Groan. Must have been thinking a^n|b^n $$\Rightarrow$$a|b, but writing something entirely different. I suppose sleep is everything they say it is.

a^n|b^n does imply a|b. And nothing you said is wrong. I'm just asking if you have to prove it. Or is that already a proven theorem, so you can just use it?

 

[barylwires]

a^n|b^n does imply a|b. And nothing you said is wrong. I'm just asking if you have to prove it. Or is that already a proven theorem, so you can just use it?

I should have written that, by hyp., gcd(a, b)=1 $$\Rightarrow$$ gcd(a^n, b^n) = 1, then gcd(a^n, b^n) = b^n = 1. Does that do it?
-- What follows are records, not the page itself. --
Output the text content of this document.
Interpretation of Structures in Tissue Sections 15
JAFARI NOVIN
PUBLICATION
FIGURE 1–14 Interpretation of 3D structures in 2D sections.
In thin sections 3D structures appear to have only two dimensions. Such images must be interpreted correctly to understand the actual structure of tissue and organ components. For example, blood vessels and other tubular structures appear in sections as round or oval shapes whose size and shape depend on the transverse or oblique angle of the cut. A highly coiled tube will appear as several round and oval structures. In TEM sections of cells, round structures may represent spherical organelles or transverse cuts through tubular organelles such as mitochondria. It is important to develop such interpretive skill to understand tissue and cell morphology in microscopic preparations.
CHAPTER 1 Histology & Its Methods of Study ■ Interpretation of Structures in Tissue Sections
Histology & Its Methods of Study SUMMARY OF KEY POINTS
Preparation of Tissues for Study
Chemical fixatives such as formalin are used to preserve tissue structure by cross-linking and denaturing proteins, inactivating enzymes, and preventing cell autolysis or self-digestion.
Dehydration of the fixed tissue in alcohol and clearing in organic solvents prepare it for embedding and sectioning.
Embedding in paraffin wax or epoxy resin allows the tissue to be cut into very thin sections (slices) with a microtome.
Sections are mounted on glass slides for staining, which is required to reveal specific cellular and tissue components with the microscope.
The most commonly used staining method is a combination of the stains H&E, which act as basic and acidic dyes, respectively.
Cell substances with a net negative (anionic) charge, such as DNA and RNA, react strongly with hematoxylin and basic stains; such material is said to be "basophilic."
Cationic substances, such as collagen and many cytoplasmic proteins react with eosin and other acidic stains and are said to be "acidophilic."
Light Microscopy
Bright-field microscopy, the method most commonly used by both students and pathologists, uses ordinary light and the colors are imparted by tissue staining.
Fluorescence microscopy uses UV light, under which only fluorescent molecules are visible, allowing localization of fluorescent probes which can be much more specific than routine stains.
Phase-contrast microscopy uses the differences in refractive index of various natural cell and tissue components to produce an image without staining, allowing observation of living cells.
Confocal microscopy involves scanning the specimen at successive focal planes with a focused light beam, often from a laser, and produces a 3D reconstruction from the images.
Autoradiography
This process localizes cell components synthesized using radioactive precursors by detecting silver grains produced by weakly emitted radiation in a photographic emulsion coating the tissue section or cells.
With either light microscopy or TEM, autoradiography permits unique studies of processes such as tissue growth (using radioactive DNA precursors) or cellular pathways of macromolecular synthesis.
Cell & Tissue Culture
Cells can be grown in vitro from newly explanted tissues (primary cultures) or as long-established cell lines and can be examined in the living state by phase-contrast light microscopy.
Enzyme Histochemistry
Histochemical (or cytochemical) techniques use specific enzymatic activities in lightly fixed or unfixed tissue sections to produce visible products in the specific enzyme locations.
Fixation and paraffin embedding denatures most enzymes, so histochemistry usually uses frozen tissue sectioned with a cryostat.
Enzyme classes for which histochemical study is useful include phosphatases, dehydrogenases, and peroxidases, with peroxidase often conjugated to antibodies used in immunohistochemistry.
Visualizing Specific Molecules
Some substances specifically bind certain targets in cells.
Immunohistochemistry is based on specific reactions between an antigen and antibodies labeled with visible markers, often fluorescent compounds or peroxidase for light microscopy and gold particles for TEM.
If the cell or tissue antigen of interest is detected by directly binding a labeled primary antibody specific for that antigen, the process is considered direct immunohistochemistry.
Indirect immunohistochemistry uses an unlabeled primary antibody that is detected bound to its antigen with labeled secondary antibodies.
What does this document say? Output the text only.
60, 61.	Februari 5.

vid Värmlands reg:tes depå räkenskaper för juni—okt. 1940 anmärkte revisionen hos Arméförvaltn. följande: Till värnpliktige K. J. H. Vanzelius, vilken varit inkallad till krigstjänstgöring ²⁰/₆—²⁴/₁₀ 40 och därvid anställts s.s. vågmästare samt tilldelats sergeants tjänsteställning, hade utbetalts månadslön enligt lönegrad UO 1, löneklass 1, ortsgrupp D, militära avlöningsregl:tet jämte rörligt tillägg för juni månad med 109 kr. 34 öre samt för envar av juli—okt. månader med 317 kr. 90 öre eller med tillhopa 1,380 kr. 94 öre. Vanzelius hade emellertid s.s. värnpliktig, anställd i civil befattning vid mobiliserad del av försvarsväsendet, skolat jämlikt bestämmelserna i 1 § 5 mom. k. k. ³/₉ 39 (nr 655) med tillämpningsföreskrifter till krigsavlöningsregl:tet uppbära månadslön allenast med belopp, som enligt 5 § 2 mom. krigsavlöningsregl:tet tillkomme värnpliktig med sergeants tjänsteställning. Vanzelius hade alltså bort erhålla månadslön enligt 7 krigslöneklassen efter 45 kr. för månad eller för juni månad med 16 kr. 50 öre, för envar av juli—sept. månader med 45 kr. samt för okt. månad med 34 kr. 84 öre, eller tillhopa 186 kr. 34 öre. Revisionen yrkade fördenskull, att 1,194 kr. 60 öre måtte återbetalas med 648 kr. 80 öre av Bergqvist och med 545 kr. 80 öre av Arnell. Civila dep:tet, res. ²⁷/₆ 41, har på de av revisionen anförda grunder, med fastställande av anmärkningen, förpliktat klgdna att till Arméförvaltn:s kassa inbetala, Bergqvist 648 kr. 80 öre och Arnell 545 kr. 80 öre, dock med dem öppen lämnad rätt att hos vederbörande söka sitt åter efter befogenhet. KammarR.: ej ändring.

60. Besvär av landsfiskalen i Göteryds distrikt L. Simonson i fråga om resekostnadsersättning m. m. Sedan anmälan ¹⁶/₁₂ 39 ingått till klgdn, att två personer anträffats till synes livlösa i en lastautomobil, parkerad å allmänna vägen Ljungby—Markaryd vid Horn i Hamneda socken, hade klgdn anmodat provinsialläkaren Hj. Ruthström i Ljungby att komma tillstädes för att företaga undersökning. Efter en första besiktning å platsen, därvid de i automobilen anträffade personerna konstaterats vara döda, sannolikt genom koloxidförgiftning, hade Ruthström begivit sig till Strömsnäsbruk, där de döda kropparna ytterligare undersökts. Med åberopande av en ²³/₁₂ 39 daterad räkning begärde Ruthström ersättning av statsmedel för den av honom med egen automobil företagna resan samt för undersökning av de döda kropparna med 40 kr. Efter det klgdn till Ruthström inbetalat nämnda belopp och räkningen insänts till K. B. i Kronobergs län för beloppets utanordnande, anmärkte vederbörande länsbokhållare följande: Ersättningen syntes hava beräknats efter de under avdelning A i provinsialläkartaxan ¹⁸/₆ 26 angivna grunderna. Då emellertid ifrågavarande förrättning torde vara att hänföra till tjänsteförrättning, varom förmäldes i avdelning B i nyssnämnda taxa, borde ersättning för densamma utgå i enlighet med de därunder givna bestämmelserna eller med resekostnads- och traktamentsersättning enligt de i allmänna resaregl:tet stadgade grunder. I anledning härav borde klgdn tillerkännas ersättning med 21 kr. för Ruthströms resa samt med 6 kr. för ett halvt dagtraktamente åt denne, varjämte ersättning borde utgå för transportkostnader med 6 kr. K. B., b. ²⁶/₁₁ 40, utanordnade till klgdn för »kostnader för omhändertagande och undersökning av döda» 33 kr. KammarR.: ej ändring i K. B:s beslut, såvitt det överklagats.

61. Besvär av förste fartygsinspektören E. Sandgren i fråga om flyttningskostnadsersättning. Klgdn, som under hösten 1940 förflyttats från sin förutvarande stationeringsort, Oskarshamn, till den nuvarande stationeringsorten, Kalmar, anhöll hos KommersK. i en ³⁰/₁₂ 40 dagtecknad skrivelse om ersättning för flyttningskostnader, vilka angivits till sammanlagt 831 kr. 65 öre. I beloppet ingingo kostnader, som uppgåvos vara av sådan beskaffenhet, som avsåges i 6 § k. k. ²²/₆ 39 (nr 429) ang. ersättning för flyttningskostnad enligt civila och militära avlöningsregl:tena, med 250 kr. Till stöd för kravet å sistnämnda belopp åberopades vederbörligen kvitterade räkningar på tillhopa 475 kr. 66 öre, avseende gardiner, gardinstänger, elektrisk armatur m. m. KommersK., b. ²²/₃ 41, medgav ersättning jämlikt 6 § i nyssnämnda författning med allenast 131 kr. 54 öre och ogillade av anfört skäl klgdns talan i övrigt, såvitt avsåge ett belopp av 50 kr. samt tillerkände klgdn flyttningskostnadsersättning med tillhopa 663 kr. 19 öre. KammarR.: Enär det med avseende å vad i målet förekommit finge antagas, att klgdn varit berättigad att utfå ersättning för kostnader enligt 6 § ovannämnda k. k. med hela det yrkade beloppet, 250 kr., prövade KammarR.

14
I'm referring specifically to these, particular, relatively prime a and b. Clearly, gcd(4^2, 6^2) = 4 ≠ 2 = gcd(4, 6) is a counter example of gcd(a^n, b^n) = gcd (a, b), in general, right?

 

[Dick]

I should have written that, by hyp., gcd(a, b)=1 $$\Rightarrow$$ gcd(a^n, b^n) = 1, then gcd(a^n, b^n) = b^n = 1. Does that do it? I'm referring specifically to these, particular, relatively prime a and b. Clearly, gcd(4^2, 6^2) = 4 ≠ 2 = gcd(4, 6) is a counter example of gcd(a^n, b^n) = gcd (a, b), in general, right?

It sure is. You are saying nothing but true statements. I'm just asking which of them you have a theorem to back up, and which you might have to find a proof for. If you already know gcd(a,b)=1 => gcd(a^n,b^n)=1 then you are home free.